El directivo señaló que esto se debe en gran medida a que la mayoría de las personas toman vacaciones de fin de año, por lo que la vigilancia se relaja en los centros de trabajo, lo que aumenta la vulnerabilidad en áreas claves.

Ello genera una merma de hasta una tercera parte de las utilidades de una firma, pues no solo se enfoca en mercancía, sino además en bases de datos, contratos, patentes, marcas, programas y otros insumos de propiedad intelectual, como planes y proyectos.

“El robo hormiga representa la sustracción de valores muy importantes en una empresa, como los datos de los clientes reales y potenciales”, menciona Manrique.

“Así, puede representar 14 mil millones de pesos que cada año pierden las empresas por sustracción ilegal de mercancía o la violación de un contrato de confidencialidad, que engloba hasta el 90 por ciento del valor de una empresa”.

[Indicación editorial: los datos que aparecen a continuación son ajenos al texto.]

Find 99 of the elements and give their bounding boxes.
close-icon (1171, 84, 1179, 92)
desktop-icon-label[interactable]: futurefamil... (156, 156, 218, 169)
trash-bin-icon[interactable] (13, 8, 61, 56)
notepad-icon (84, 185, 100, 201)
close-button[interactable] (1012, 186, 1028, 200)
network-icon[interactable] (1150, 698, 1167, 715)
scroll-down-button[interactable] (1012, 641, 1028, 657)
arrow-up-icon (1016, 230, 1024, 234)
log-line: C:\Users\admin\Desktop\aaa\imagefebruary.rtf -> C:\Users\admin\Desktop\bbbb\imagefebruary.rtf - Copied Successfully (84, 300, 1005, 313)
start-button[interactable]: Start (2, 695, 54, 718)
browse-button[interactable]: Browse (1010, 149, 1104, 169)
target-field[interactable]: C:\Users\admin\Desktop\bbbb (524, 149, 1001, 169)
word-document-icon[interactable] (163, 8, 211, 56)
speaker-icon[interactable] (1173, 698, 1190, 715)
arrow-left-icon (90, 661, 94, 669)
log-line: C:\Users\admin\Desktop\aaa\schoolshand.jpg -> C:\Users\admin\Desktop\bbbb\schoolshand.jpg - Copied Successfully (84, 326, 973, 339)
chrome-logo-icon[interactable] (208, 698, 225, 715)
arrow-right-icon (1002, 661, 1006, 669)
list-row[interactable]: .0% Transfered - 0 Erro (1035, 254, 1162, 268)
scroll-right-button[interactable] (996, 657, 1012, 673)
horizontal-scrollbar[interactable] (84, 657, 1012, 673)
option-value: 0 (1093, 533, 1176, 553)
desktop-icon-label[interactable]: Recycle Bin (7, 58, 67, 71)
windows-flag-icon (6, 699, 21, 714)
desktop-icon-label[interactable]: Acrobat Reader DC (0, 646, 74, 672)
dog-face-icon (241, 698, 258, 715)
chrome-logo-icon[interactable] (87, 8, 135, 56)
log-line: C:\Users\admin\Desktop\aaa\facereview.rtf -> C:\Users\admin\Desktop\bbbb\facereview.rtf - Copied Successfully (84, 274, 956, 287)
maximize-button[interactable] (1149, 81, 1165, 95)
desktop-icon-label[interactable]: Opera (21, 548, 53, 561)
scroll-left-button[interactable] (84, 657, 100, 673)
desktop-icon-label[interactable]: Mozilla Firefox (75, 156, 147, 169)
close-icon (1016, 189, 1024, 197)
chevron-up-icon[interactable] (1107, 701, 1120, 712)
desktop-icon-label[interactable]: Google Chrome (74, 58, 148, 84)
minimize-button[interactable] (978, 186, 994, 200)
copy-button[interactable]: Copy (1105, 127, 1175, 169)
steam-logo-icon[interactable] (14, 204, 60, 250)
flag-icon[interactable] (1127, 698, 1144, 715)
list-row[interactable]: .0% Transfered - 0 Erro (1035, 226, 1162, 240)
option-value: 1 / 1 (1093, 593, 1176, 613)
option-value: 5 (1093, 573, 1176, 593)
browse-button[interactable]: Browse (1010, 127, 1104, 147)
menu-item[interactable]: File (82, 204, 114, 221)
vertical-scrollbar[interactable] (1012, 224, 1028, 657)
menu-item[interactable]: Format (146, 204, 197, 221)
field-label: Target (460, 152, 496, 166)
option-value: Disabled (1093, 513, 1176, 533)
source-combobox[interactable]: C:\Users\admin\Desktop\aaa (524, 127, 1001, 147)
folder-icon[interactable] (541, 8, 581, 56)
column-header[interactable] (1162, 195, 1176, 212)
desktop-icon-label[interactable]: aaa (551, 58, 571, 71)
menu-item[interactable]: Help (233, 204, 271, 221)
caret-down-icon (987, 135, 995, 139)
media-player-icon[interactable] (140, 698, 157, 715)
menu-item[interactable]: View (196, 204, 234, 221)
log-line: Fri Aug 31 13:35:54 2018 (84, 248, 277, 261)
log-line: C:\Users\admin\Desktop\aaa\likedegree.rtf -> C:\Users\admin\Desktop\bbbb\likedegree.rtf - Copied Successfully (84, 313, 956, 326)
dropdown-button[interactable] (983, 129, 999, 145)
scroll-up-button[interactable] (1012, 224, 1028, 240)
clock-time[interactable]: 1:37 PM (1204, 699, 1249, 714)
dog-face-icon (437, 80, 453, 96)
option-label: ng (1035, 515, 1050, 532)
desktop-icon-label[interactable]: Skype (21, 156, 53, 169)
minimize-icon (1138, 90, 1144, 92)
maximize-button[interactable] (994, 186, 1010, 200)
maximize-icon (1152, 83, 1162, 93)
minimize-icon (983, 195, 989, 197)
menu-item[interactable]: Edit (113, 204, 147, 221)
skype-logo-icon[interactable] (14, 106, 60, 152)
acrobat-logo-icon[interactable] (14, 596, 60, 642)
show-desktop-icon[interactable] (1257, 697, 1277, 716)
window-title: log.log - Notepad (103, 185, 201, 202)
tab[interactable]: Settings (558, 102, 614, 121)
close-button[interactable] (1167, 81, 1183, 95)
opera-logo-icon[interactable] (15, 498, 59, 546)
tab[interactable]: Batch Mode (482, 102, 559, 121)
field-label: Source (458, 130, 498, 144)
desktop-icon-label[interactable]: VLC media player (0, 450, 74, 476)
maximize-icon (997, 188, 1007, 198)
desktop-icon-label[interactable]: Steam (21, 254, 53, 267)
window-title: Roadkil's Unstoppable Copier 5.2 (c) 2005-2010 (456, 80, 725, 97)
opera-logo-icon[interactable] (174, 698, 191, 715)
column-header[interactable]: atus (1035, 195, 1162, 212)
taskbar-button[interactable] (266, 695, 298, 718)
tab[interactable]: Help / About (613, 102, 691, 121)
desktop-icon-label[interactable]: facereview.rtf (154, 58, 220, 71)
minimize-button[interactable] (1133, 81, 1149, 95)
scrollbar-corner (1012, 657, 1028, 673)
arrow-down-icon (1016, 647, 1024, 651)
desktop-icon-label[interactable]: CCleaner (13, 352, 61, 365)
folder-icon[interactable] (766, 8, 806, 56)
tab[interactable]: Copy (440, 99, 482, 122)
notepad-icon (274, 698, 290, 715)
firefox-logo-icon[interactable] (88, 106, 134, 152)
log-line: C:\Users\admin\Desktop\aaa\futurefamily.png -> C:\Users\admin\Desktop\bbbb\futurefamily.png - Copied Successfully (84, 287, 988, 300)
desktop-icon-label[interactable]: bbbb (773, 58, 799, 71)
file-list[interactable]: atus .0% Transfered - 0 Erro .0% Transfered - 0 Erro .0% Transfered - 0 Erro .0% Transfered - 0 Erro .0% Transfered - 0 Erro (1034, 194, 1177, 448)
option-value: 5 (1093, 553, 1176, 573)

Refiere que algunas soluciones para reducir esta actividad consisten en proteger la información confidencial de cada área; evitar que un empleado multitarea se involucre en diferentes áreas o colocar cámaras de vigilancia en almacenes y cuartos de producción.

Así como limitar el uso de cámaras y celulares en áreas clave de la compañía; instaurar periodos vacacionales escalonados entre empleados; investigar a proveedores, recompensar a los mejores trabajadores, llevar a cabo auditorias periódicas y rotar al personal de vigilancia de manera cotidiana.

Otra forma de detectar este tipo de robos, puntualizó, es que el empleado muestra excesiva curiosidad por puestos clave de la compañía; se dan una vida que no corresponde a su salario y se limitan o no toman su hora de receso y/o vacaciones.